Henry Brant: Jazz Clarinet Concerto
Jazz Clarinet Concerto
The Henry Brant Collection, Vol. 8 (Innova 415)
with the Netherlands Wind Ensemble.
Composed by Henry Brant.
Recorded: Utrecht, Holland, January 8, 1984
Rating: 85/100 (learn more)
Henry Brant (1913 - 2008) is one of the mavericks of American music. A Canadian by birth, he moved to the United States with his family in 1929. He had a highly successful career as a composer and orchestrator for radio, recording and motion pictures (he was Alex North's orchestrator for such scores as Cleopatra and Cheyenne Autumn).
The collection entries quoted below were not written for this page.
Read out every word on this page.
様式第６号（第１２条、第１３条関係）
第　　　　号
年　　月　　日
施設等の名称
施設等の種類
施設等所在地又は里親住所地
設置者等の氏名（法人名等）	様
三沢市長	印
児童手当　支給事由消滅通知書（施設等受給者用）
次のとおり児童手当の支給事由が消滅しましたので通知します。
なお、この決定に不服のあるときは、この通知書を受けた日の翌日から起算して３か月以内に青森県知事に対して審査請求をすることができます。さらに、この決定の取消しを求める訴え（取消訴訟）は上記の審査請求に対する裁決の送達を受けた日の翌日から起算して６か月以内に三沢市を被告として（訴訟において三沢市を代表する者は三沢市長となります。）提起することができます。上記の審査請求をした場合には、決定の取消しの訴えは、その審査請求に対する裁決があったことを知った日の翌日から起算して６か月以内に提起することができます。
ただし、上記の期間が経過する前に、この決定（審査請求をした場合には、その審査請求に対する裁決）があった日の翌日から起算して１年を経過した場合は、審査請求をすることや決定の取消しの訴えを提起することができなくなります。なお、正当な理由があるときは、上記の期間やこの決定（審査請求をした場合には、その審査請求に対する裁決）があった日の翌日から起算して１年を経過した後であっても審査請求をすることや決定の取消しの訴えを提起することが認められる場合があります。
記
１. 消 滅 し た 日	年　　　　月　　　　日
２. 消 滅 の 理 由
In the 1950's, he began composing spatial works exclusively, with various instrumental groups spread out all over the stage and even the seats of a performance space. His works include Orbits for 80 trombones, and Meteor Farm for orchestra, jazz band, two choruses, West African drum ensemble and chorus, South Indian soloists, gamelan ensemble, percussion orchestra and two sopranos. His Ice Field won the Pulitzer Prize. He was a member of the Academy of Arts & Letters and taught at Juilliard, Columbia University and Bennington College.
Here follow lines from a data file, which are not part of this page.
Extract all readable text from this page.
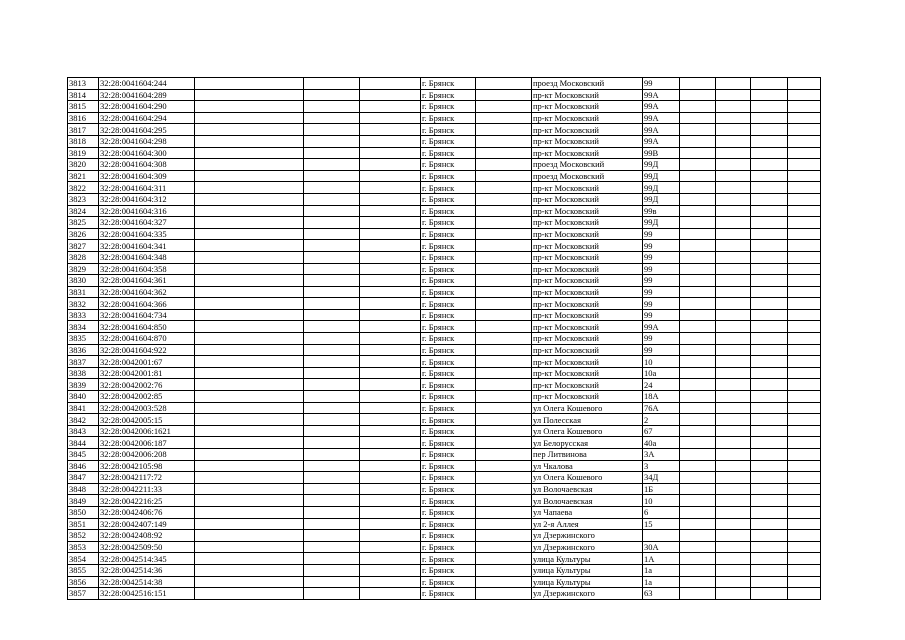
3813	32:28:0041604:244				г. Брянск		проезд Московский	99				
3814	32:28:0041604:289				г. Брянск		пр-кт Московский	99А				
3815	32:28:0041604:290				г. Брянск		пр-кт Московский	99А				
3816	32:28:0041604:294				г. Брянск		пр-кт Московский	99А				
3817	32:28:0041604:295				г. Брянск		пр-кт Московский	99А				
3818	32:28:0041604:298				г. Брянск		пр-кт Московский	99А				
3819	32:28:0041604:300				г. Брянск		пр-кт Московский	99В				
3820	32:28:0041604:308				г. Брянск		проезд Московский	99Д				
3821	32:28:0041604:309				г. Брянск		проезд Московский	99Д				
3822	32:28:0041604:311				г. Брянск		пр-кт Московский	99Д				
3823	32:28:0041604:312				г. Брянск		пр-кт Московский	99Д				
3824	32:28:0041604:316				г. Брянск		пр-кт Московский	99в				
3825	32:28:0041604:327				г. Брянск		пр-кт Московский	99Д				
3826	32:28:0041604:335				г. Брянск		пр-кт Московский	99				
3827	32:28:0041604:341				г. Брянск		пр-кт Московский	99				
3828	32:28:0041604:348				г. Брянск		пр-кт Московский	99				
3829	32:28:0041604:358				г. Брянск		пр-кт Московский	99				
3830	32:28:0041604:361				г. Брянск		пр-кт Московский	99				
3831	32:28:0041604:362				г. Брянск		пр-кт Московский	99				
3832	32:28:0041604:366				г. Брянск		пр-кт Московский	99				
3833	32:28:0041604:734				г. Брянск		пр-кт Московский	99				
3834	32:28:0041604:850				г. Брянск		пр-кт Московский	99А				
3835	32:28:0041604:870				г. Брянск		пр-кт Московский	99				
3836	32:28:0041604:922				г. Брянск		пр-кт Московский	99				
3837	32:28:0042001:67				г. Брянск		пр-кт Московский	10				
3838	32:28:0042001:81				г. Брянск		пр-кт Московский	10а				
3839	32:28:0042002:76				г. Брянск		пр-кт Московский	24				
3840	32:28:0042002:85				г. Брянск		пр-кт Московский	18А				
3841	32:28:0042003:528				г. Брянск		ул Олега Кошевого	76А				
3842	32:28:0042005:15				г. Брянск		ул Полесская	2				
3843	32:28:0042006:1621				г. Брянск		ул Олега Кошевого	67				
3844	32:28:0042006:187				г. Брянск		ул Белорусская	40а				
3845	32:28:0042006:208				г. Брянск		пер Литвинова	3А				
3846	32:28:0042105:98				г. Брянск		ул Чкалова	3				
3847	32:28:0042117:72				г. Брянск		ул Олега Кошевого	34Д				
3848	32:28:0042211:33				г. Брянск		ул Волочаевская	1Б				
3849	32:28:0042216:25				г. Брянск		ул Волочаевская	10				
3850	32:28:0042406:76				г. Брянск		ул Чапаева	6				
3851	32:28:0042407:149				г. Брянск		ул 2-я Аллея	15				
3852	32:28:0042408:92				г. Брянск		ул Дзержинского					
3853	32:28:0042509:50				г. Брянск		ул Дзержинского	30А				
3854	32:28:0042514:345				г. Брянск		улица Культуры	1А				
3855	32:28:0042514:36				г. Брянск		улица Культуры	1а				
3856	32:28:0042514:38				г. Брянск		улица Культуры	1а				
3857	32:28:0042516:151				г. Брянск		ул Дзержинского	63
In 1946, Brant wrote Jazz Clarinet Concerto for Benny Goodman. He had previously arranged two Alec Templeton pieces for the Goodman band - "Bach Goes to Town" and "Mozart Matriculates." Goodman rejected the Concerto claiming it was too abstract. While it could be argued that he'd commissioned pieces from Bartok and Hindemith and both of those pieces could be considered abstract as well, Goodman didn't play those pieces once he's premiered them. Both Eddie Sauter and Mel Powell wrote the kind of virtuoso clarinet pieces he liked to play, and perhaps he expected the same thing from Brant. What Brant did write was a piece that sounded a lot like what Goodman was playing on the job in 1946, but goes its own way. It does not sound like a classical piece that swings, it sounds like three ambitious swing pieces which would have been fun to hear if Benny had given this work a chance. Above all, the work is a piece audiences would want to hear again. It approaches the jazz band on its own terms, and as a result, I believe it to be far more successful than Ebony Concerto and even "Prelude, Fugue and Riffs."
This performance was apparently recorded on a cassette tape machine, and is in mono. While the sound quality is adequate and the performance very good, at least the piece can be heard and perhaps adopted by a clarinetist looking for something a bit different but audience-friendly.